Ada hari yang mendadak mendung pekat. Terlalu mengerikan untuk kita berjalan di tengah-tengahnya. Tetapi dalam keadaan tertentu, yang pada waktu itu adalah aku, harus tetap berjalan. Rasanya bagai raga tak bernyawa.
Malam itu
hanya ada tangis yang begitu menyesakkan, terlalu sakit untuk memeluk ihsan
putraku dalam keadaan hati yang hancur. Keadaan terlalu dramatis dan menjadi sensitif.

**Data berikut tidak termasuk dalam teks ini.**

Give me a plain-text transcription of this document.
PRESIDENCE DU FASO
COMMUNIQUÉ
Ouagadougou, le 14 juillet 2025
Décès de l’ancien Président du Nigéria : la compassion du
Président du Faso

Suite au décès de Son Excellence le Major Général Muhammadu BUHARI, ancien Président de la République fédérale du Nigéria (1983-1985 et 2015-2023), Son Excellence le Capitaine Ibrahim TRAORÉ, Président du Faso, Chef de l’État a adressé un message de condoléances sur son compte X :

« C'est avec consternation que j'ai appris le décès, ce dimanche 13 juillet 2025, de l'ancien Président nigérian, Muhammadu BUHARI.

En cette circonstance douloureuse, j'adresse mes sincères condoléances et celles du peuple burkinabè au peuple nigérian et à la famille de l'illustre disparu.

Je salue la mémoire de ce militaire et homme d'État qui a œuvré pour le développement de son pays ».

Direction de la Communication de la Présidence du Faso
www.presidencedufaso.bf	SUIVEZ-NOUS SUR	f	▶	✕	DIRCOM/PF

Beberapa malam berlalu dengan tangan yang terus mengepal di kepala menahan
kesakitan jiwa dan raga. Aku bahkan tidak tau harus berbuat apa. Mencari terang
namun cahaya itu terasa begitu jauh.
Pada hari
ke sekian aku menangis dalam pekat malam yang begitu sepi. Sesak di dada tidak
terukur, mata tak mampu berhenti berderai sambil memandang ihsan putraku semata
wayang yang tidur pulas. Rasa bersalah menyelimuti rapat ke seluruh bagian
tubuh. Rasa tercabik-cabik itu nyata adanya. Malam itu aku terus larut dalam
berbagai asa dan prasangka yang melalang buana. Beberapa hari berlalu aku dan
diriku masih dalam keadaan yang sama. Sungguh sangat suram hari-hari itu. Aku
sangat berharap tak akan pernah ada lagi hari yang serupa di masa depanku dan
anakku.
Di satu
malam yang serupa tiba-tiba ada satu bisik yang kuat dalam hati mencekat kuat
perasaan tentang masa depan yang tak boleh kelam. Dan aku kembali menangis,
semakin dalam dan menyakitkan. Lalu ada semburat menghangatkan hati, kemudian menenangkan
pikiran ini perlahan. Aku coba meresapi, menghayati, dan menikmati. Mulaialah
kalimat-kalimat semacam penguatan diri menelisik hati. Seketika istighfarku
berubah menjadi hamdalah. Alhamdulillah Alhamdulillah Alhamdulillah.
Bismillah,
bismillah, bismillah…akan ada jalan terang di depan. Jalan ini Allah yang takdirkan
maka pasti Allah akan arahkan masa depan yang lapang.
Malam itu
sepertinya aku mengakhiri ratapan sadis jalan hidupku di bagian ini,
perceraian. Aku memiliki seorang putra yang luar biasa, akulah yang harus
memastikan kehidupannya baik, akulah yang pasti akan menemani perjalanan hidupnya.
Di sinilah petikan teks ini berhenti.